Games continue to generate the most revenue of any app category, and Juniper expects that will continue to be the case over the next five years. Lifestyle applications will be the fastest growing category of apps, however. Overall mobile app revenue will reach $99 billion by 2019, according to Juniper’s “Apps & App Stores: Market Trends &-Forecasts: 2015-2019.”
Mobile use of dating applications is on the rise, Juniper points out: four of the top 20 grossing iOS apps in the U.K. – Match.com, Zoosk, Tinder and Plenty of Fish – in early 2015 were dating apps.
Mobile App Forecast
Navigation app providers meanwhile have been shifting from “freemium” to pay per download (PPD) business models. Many navigation app providers now charge a high one-time price – as much as $50 or more – to download their apps, according to Juniper. The market research company expects navigation app providers’ business models will shift again, this time to subscription-based business models “with features including live traffic updates allowing for ongoing revenue streams.”
Other highlights of Juniper’s latest app research report include:
- More than 235bn apps will be downloaded worldwide this year;
- Baidu is now the second-largest storefront behind Google;
- Barely 1% of applications are now paid for at the point of download.
Turning to app storefronts, the vast bulk of network operators have concluded they can’t compete with Apple and Google.
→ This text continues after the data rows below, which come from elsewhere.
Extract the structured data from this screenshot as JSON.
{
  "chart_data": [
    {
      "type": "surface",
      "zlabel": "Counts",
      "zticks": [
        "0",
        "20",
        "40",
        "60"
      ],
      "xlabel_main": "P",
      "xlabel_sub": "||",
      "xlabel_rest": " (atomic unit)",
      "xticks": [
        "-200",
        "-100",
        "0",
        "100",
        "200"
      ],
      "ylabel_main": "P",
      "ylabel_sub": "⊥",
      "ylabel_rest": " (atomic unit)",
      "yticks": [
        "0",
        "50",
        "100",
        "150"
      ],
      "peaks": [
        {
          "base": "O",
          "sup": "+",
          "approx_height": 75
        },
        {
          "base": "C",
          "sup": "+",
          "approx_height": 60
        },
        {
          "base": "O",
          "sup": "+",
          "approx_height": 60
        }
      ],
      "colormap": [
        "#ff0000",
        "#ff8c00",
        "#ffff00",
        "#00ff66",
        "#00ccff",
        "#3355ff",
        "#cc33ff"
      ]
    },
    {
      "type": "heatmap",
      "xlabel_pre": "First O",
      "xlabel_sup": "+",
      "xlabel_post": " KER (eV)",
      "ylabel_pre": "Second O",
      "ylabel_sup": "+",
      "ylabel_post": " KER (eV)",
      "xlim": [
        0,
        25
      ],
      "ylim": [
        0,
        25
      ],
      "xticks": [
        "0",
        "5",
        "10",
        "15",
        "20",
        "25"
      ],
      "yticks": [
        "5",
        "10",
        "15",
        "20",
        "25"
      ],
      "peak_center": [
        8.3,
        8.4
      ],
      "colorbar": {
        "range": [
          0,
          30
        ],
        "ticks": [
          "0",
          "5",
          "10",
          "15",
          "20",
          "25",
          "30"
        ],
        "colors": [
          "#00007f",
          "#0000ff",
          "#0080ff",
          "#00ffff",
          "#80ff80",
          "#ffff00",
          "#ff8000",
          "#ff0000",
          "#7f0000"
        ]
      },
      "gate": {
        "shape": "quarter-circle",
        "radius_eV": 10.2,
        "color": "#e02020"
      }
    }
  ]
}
Network-operator app storefronts accounted for less than two percent of worldwide app downloads, according to Juniper.
“Operators have finally recognized that they cannot compete with Apple and Google from a content distribution basis. If they are to monetize content, that revenue has to come from bundling content into subscriptions or through leveraging the billing relationship,” Dr. Windsor Holden, author of “The App Landscape Today,” was quoted in a press release.